Lakers are 13-7 without LeBron James this season and 9-2 when Dončić and Reaves run the offense

The Lakers beat the Knicks 110-97 on Sunday with LeBron James missing his second straight game due to elbow, knee, and foot issues. Luka Dončić scored 35 points, and Austin Reaves added 25 in a game Los Angeles controlled throughout.

The win pushed the Lakers to 13-7 without James this season and 9-2 in games where Dončić and Reaves both play without him — a record that has started to raise questions about how the offense functions differently depending on who is running it.

The 9-2 record without LeBron says more about Dončić and Reaves than it does about James

Nobody is arguing that the Lakers are better without a player who is still producing at an elite level in his 23rd season. But the 9-2 mark when Dončić and Reaves share the backcourt without James is too lopsided to dismiss as a scheduling quirk.

When James sits, the offense flows through Dončić as the primary creator, and Reaves shifts from a spot-up role into a secondary playmaker who handles the ball significantly more.

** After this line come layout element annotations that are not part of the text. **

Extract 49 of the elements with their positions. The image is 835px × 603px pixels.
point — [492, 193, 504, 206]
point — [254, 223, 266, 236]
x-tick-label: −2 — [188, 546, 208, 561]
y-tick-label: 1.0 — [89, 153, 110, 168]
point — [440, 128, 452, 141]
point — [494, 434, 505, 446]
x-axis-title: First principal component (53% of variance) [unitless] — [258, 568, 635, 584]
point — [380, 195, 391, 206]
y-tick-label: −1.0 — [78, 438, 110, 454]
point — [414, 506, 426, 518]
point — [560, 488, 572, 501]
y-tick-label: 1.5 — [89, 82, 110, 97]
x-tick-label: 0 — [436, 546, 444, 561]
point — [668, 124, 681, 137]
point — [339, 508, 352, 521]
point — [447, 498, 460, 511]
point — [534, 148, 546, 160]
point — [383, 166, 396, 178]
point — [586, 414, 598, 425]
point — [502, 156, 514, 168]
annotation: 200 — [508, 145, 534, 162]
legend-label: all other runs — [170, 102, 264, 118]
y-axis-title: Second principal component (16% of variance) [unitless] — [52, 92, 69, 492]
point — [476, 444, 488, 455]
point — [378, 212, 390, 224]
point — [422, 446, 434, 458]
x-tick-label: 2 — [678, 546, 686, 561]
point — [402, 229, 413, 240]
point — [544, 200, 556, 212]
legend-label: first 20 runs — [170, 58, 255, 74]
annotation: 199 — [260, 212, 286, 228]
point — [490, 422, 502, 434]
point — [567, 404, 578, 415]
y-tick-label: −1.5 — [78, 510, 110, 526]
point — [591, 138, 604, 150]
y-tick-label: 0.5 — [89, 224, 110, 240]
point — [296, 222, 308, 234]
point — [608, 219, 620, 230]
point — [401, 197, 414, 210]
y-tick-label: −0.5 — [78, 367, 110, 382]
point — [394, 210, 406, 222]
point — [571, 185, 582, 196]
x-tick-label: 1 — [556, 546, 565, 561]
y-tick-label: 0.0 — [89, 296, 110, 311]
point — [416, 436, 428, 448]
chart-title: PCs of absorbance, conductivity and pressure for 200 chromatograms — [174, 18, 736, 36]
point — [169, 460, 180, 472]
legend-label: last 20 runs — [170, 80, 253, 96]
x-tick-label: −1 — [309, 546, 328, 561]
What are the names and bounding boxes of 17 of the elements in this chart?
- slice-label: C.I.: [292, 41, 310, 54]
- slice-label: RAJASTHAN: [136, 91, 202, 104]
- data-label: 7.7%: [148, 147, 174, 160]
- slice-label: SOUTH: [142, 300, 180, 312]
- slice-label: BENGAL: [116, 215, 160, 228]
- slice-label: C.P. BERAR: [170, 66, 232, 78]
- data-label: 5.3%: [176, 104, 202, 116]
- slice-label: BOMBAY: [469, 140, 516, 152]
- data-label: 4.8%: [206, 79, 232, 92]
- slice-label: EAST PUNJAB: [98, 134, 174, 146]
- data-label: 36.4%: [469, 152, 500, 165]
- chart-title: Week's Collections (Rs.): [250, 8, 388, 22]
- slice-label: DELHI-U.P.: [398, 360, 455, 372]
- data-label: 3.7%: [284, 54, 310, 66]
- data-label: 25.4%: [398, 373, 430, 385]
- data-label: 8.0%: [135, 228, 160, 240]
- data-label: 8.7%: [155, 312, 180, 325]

Reaves has averaged around 28 points and nearly eight assists per game in those minutes, which is a different player than the one who shares the court with James.

Against New York, the partnership looked like it has for most of the season when James is out. Dončić handled the scoring volume while Reaves added playmaking and defensive activity, helping hold the Knicks to 97 points and generating turnovers that swung momentum early. The Lakers played faster and spread the floor more aggressively than they typically do with James in the lineup.

Dončić’s MVP-caliber numbers and Reaves’ growth have changed what the Lakers can be

Dončić is averaging 32.5 points, 8.4 assists, and 7.8 rebounds per game in his first full season with the franchise. That production makes him the offensive engine regardless of who else is on the floor. Reaves, at 27, is averaging roughly 23.5 points and 5.4 assists while shooting efficiently, and the recent addition of Luke Kennard has pushed the Lakers near the top of the league in three-point percentage, giving both guards more space to operate.

James remains questionable for the upcoming game against Minnesota, and JJ Redick’s challenge over the final weeks is figuring out how to integrate the version of the team that works without James into the version that includes him.

The 13-7 record without James and the Sunday win over New York have not answered that question, but they have shown that Dončić and Reaves have built something real together — and that the Lakers’ playoff identity may depend on how Redick uses that pairing as much as it depends on James being available.